People that love to write often feel being paid for publication is the benchmark of a “real” writer. So they read all the books on writing and dutifully send off queries, filled with hope and fear that one will be accepted: hope they’ll get the chance to be a real writer, fear they won’t live up to the challenge. Sadly, for some, their fears will turn out to be well founded. The emotional highs and lows of writing for pay will be more painful then they can bear. Shocked, wounded, these natural writers will put their dreams behind them in the mistaken belief that they’re not good enough to write for publication.
Why does this happen? Because books on writing often fail to tell the aspiring writer the one thing they most need to know: the marketplace demands more than talent. It demands that the writer be skilled at dancing between the emotional states of passion and detachment. It seems like a conundrum, and it is, so let’s unravel this riddle.
The writer filled with fervor for the process of writing produces the best product. And in the marketplace, that’s just what your article, poem, short story or novel is—a product. Products, whether they are romance novels or car wax, are pretty much processed, pimped and put on the shelves the same way. All sorts of people, from editors to advertising sales managers, have their hand in the marketing process. They have the power to tweak, alter and otherwise transfigure the product. As a writer, it takes emotional detachment to watch, even help as your beloved work is worked on.
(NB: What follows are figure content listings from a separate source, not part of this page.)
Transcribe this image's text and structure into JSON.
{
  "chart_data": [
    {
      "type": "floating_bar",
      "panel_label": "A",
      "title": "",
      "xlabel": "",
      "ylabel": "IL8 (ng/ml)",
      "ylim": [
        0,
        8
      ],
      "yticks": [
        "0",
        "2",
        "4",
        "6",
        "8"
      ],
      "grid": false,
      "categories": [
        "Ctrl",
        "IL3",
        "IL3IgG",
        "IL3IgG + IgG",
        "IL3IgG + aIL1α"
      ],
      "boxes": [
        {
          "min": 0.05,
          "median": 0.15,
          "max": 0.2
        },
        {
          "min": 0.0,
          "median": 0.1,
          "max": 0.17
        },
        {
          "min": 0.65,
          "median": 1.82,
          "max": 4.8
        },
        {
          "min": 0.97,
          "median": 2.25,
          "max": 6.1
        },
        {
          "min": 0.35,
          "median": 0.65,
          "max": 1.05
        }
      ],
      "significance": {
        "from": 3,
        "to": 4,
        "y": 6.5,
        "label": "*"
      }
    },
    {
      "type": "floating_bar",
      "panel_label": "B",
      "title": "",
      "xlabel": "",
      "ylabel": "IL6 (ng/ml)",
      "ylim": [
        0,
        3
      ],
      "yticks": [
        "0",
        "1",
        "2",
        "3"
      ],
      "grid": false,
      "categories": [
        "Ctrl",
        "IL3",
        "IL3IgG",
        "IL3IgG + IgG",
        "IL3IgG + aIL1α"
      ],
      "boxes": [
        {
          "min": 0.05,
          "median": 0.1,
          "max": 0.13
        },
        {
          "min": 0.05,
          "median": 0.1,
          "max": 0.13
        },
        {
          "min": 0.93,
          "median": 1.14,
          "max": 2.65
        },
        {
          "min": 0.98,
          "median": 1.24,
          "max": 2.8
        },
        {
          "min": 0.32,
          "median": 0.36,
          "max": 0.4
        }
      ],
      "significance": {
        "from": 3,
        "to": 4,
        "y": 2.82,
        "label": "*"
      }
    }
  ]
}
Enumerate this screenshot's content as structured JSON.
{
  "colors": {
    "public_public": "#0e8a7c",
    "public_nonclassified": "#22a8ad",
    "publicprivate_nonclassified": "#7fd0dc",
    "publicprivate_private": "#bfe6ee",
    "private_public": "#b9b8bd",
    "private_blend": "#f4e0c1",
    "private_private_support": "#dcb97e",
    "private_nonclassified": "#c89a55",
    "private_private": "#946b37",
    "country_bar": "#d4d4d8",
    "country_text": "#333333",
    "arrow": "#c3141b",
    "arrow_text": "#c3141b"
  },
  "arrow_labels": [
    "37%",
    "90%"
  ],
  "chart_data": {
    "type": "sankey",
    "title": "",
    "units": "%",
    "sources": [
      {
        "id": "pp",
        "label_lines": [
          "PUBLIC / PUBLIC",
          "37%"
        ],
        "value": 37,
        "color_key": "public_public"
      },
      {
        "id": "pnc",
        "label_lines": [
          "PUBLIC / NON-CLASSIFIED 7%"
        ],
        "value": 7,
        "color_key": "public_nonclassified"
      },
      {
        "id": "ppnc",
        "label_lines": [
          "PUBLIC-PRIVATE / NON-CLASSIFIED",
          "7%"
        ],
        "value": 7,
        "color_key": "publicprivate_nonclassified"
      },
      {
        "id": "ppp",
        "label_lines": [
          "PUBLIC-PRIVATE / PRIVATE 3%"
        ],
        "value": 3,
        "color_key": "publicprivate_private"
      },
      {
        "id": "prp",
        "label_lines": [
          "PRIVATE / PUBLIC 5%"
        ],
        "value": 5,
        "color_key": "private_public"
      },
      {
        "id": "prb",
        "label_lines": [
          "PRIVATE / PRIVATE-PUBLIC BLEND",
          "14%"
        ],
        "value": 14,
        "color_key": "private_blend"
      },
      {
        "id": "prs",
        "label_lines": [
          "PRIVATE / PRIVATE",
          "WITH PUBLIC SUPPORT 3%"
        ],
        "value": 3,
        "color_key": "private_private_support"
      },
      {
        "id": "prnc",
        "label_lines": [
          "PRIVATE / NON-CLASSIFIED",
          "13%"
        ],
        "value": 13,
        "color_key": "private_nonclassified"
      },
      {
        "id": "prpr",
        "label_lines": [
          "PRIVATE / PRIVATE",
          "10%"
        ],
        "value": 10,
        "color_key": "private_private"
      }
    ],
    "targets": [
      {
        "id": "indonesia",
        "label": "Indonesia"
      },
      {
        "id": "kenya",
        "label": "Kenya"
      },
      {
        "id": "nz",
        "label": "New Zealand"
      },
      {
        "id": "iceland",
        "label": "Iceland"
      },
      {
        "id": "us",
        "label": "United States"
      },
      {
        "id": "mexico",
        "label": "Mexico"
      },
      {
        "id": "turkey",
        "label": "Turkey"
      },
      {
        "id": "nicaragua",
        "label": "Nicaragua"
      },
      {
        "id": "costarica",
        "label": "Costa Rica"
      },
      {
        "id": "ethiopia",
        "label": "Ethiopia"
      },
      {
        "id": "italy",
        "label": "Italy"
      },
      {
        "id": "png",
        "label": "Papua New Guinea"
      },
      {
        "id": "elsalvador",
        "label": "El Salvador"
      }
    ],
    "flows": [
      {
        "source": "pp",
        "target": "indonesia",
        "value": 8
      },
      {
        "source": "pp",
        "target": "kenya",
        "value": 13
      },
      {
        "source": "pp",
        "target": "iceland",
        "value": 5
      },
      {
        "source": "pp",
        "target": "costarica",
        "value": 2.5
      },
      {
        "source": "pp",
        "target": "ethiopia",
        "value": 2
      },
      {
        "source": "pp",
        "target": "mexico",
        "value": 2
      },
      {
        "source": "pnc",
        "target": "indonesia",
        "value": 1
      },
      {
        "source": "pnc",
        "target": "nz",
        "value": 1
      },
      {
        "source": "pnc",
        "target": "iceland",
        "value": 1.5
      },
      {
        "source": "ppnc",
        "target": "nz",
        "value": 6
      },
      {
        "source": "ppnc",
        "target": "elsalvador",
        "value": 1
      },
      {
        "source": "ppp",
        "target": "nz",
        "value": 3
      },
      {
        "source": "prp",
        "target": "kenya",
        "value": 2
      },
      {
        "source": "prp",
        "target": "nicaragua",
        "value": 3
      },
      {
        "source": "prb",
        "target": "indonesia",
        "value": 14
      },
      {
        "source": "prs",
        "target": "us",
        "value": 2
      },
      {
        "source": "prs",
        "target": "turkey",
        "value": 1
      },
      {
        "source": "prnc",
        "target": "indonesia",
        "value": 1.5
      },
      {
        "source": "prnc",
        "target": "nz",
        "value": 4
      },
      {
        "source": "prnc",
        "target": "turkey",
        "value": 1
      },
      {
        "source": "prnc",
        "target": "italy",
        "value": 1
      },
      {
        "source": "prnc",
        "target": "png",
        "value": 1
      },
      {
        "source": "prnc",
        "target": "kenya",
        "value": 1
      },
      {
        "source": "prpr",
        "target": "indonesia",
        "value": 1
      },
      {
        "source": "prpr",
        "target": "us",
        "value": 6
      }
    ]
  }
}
The ability to call forth and control your emotional states is a primary survival skill if you hope to write for print. Can it be learned? Yes. In his book “Emotional Intelligence: Why It Can Matter More than IQ,” Daniel Goleman says the ability to master emotions often makes the difference between success and failure in people of equivalent intellectual abilities. He suggests these steps for increasing self-control:
(1) Pay attention to your emotional states. Don’t just let excitement or fear run riot over you. Use your writer’s “inner eye” to observe and record your own emotional states. Simply being aware of your emotions is the first step to controlling them.
(2) Get it off your chest. Rejection hurts. Seeing your carefully considered words edited for publication is painful. If your feelings have been hurt, by all means vent, but do it in a journal and not, under any circumstance, in a nasty email to an editor or a hastily posted blog. Nothing is learned from burning bridges, and you could seriously injure your chances of ever being published. Editors and publishers read the net, too, you know.
(3) Consider the other person’s point of view. Editors and publishers have to deal with issues you know nothing about. Before you take personal offence, stop to consider their side. If an editor doesn’t quickly answer your query, stop and imagine the view from their desk. If you got 1000 letters a week AND had to handle the work of 2 because of staff cuts, might you put mail on the back burner?
(4) Try not to take it personally. This can be especially difficult for writers, because our work is so very personal. But when your feelings are hurt, it’s important to take a step back and realize that in business, decisions may need to been made that have nothing to do with YOU, personally.
(5) Stay well-mannered and self-motivated. Being polite and persevering even when your feelings have been hurt is a definite sign of emotional maturity. The ability to keep your cool and keep moving ahead will take you places talent alone can only dream of.
Like any skill, learning to waltz between passion and dispassion takes practice and persistence. Some writers tap a tentative foot, then withdraw to be wallflowers the first time someone steps on their toes. But you can survive and even thrive by joining the dance with passion and purpose, accepting the thrills as well as the spills as you learn to step with the tune.